Le 2 d?c. 06 ? 22:23, Alex Aver a ?crit : > 2006/12/1, Marvin Humphrey <email@example.com>:
>> On Dec 1, 2006, at 8:09 AM, Alex Aver wrote:
> Why I can't use simple $word_char_tokenizer for this set of languages?
> Universal stemmer for mixed texts it's problem. I can separate words
> in latin & cyrillic characters and use special stemmer for Russian
> words. But how can I separate English & French?
You don't necessarily need. 80% of the job an English stemmer does is
to remove "s"/"es" at the end of a word, wich works also fine for
French. The other rules won't hurt (such as s/ed$//) because they
don't match French words.
You can also add some French rules in your stemmer, such as s/aux$/
al/, wich won't have any effect on English words.

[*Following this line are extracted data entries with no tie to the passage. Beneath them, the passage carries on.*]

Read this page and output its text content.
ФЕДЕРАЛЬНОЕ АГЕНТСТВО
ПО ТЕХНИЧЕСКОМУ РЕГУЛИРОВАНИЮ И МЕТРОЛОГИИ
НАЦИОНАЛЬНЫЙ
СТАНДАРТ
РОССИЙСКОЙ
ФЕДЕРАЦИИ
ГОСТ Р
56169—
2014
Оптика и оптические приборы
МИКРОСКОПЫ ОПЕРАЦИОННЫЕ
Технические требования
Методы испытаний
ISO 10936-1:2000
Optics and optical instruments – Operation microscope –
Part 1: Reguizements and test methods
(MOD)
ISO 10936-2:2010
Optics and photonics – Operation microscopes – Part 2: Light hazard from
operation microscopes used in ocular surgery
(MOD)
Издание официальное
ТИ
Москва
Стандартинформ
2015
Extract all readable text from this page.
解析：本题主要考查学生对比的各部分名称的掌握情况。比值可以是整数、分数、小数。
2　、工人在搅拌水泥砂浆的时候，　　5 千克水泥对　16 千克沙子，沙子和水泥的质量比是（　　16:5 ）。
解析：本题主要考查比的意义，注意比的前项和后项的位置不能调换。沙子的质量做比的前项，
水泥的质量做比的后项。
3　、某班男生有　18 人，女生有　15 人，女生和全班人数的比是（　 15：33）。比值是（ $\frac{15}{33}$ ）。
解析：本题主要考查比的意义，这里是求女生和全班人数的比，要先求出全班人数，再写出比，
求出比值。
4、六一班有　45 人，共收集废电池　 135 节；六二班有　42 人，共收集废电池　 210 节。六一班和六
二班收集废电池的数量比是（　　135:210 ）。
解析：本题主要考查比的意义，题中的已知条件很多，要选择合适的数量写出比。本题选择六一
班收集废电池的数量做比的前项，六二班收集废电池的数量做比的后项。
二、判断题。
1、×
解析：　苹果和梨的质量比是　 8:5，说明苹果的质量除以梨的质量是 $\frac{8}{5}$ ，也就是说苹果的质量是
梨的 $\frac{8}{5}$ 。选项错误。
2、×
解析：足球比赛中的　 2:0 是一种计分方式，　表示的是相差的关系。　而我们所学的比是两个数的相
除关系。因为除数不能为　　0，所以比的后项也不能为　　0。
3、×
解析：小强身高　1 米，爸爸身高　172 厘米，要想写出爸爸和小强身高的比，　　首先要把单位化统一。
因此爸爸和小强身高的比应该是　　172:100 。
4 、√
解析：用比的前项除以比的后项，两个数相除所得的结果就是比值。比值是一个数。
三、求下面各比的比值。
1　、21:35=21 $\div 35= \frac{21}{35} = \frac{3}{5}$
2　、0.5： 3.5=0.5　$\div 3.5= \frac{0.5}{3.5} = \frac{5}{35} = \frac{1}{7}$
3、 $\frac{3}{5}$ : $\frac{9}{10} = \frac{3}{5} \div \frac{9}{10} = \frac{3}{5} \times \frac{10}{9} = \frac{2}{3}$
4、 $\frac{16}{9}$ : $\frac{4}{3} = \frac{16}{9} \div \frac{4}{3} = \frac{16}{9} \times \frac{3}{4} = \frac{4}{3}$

In fact, the most important thing is that you use the *same* stemmer
for indexing and querying. Whatever stemming it performs. >
>> Tokenizing Japanese is really, really hard
>> anyway, and KinoSearch provides no native support for it.
> Yes, tokenizing Japanese is hard, but possible - afair dpsearch &
> mnogosearch can do index and search in Japanese. But it isn't critical
> point at this moment ;)
MnogosSearch uses ChaSen, a free japanese parser that has a Perl
front-end. See http://rpmfind.net/linux/RPM/suse/9.3/i386/suse/i586/
More generally, there are some pointers on analyzing Japanese here : http://cl.naist.jp/~eric-n/ubuntu-nlp/dists/hoary/japanese/